Le Cnes veut développer le "covoiturage" spatial

Confronté à la montée en puissance de nouveaux acteurs privés à l'image de SpaceX ou Rocketlab, le Cnes a présenté à Toulouse ce jeudi 25 janvier sa feuille de route en matière de lanceurs. L'Europe va proposer aux petits satellites conçus par des startups d'embarquer sur le futur lanceur Ariane 6 et pourrait coacher les jeunes sociétés qui innovent en matière de microlanceurs.
Le Cnes pourrait dans les années à venir mettre à disposition la base de Kourou pour les petits satellites conçus par des sociétés privées.
Le Cnes pourrait dans les années à venir mettre à disposition la base de Kourou pour les petits satellites conçus par des sociétés privées. (Crédits : POOL New)

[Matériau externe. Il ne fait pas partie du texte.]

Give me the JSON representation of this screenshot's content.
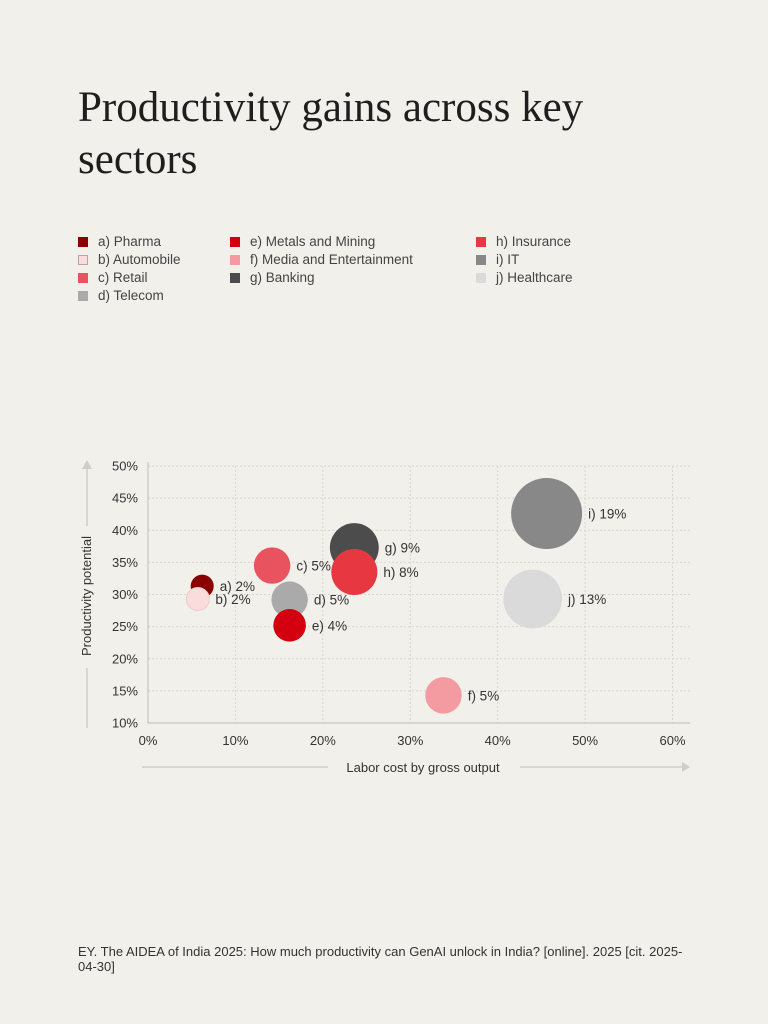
{
  "title": "Productivity gains across key sectors",
  "source": "EY. The AIDEA of India 2025: How much productivity can GenAI unlock in India? [online]. 2025 [cit. 2025-04-30]",
  "chart_data": {
    "type": "scatter",
    "subtype": "bubble",
    "xlabel": "Labor cost by gross output",
    "ylabel": "Productivity potential",
    "xlim": [
      0,
      62
    ],
    "ylim": [
      10,
      50
    ],
    "xticks": [
      "0%",
      "10%",
      "20%",
      "30%",
      "40%",
      "50%",
      "60%"
    ],
    "xtick_values": [
      0,
      10,
      20,
      30,
      40,
      50,
      60
    ],
    "yticks": [
      "10%",
      "15%",
      "20%",
      "25%",
      "30%",
      "35%",
      "40%",
      "45%",
      "50%"
    ],
    "ytick_values": [
      10,
      15,
      20,
      25,
      30,
      35,
      40,
      45,
      50
    ],
    "grid": true,
    "points": [
      {
        "legend": "a) Pharma",
        "label": "a) 2%",
        "x": 6.2,
        "y": 31.3,
        "size": 2,
        "color": "#8b0000"
      },
      {
        "legend": "b) Automobile",
        "label": "b) 2%",
        "x": 5.7,
        "y": 29.3,
        "size": 2,
        "color": "#fadcdc",
        "border": "#b9a3a3"
      },
      {
        "legend": "c) Retail",
        "label": "c) 5%",
        "x": 14.2,
        "y": 34.5,
        "size": 5,
        "color": "#e9525f"
      },
      {
        "legend": "d) Telecom",
        "label": "d) 5%",
        "x": 16.2,
        "y": 29.2,
        "size": 5,
        "color": "#aaaaaa"
      },
      {
        "legend": "e) Metals and Mining",
        "label": "e) 4%",
        "x": 16.2,
        "y": 25.2,
        "size": 4,
        "color": "#d4000f"
      },
      {
        "legend": "f) Media and Entertainment",
        "label": "f) 5%",
        "x": 33.8,
        "y": 14.3,
        "size": 5,
        "color": "#f39ba0"
      },
      {
        "legend": "g) Banking",
        "label": "g) 9%",
        "x": 23.6,
        "y": 37.3,
        "size": 9,
        "color": "#4c4c4c"
      },
      {
        "legend": "h) Insurance",
        "label": "h) 8%",
        "x": 23.6,
        "y": 33.5,
        "size": 8,
        "color": "#e73842"
      },
      {
        "legend": "i) IT",
        "label": "i) 19%",
        "x": 45.6,
        "y": 42.6,
        "size": 19,
        "color": "#888888"
      },
      {
        "legend": "j) Healthcare",
        "label": "j) 13%",
        "x": 44.0,
        "y": 29.3,
        "size": 13,
        "color": "#dadada"
      }
    ]
  }
}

Il sera peut-être un jour aussi simple de prendre une place pour son satellite sur Ariane 6 que de réserver un hôtel sur Booking ou Airbn'b. Face à l'arrivée de nouveaux acteurs dans l'industrie spatiale, le Cnes et l'Agence spatiale européenne veulent proposer de nouveaux services pour se mettre à l'heure du NewSpace.

"Avec l'initiative ESA L3, à partir de 2020, il sera possible pour un acteur privé de partager un lancement avec un satellite européen depuis Ariane 6 (le lanceur qui succèdera à Ariane 5 en 2020) ou Vega (lanceur européen pour les satellites légers, ndlr). Comme sur Booking, vous pourrez réserver une place pour votre satellite avec une échéance de lancement garantie. On pourra vous dire par exemple 'dans un an votre satellite pourra être lancé'", a expliqué ce jeudi 25 janvier Jérôme Vila, directeur des lanceurs au Cnes, à l'occasion de la journée de l'innovation du centre national d'études spatiales.

 Cette forme de "covoiturage" spatial pourrait permettre aux nouveaux entrants sur le marché des petits satellites de réaliser des lancements à moindre coût. "Il y a une dynamique exponentielle autour des petits satellites. Les facilités actuelles pour trouver des investisseurs privés aiguisent les appétits de sociétés privées qui se lancent sur ce marché", rappelle Jérôme Vila. Mais ces startups, contrairement aux grandes agences spatiales, ne disposent pas de base de lancement. Trois options s'offrent à elles aujourd'hui :  soit elles choisissent de construire leur propre base de lancement, ce qui représente un investissement en millions d'euros (ce qu'a fait par exemple la jeune société Rocketlab), soit elles se greffent à un tir groupé d'autres petits satellites, soit elles optent pour le covoiturage spatial en étant lancé en même temps qu'un gros satellite.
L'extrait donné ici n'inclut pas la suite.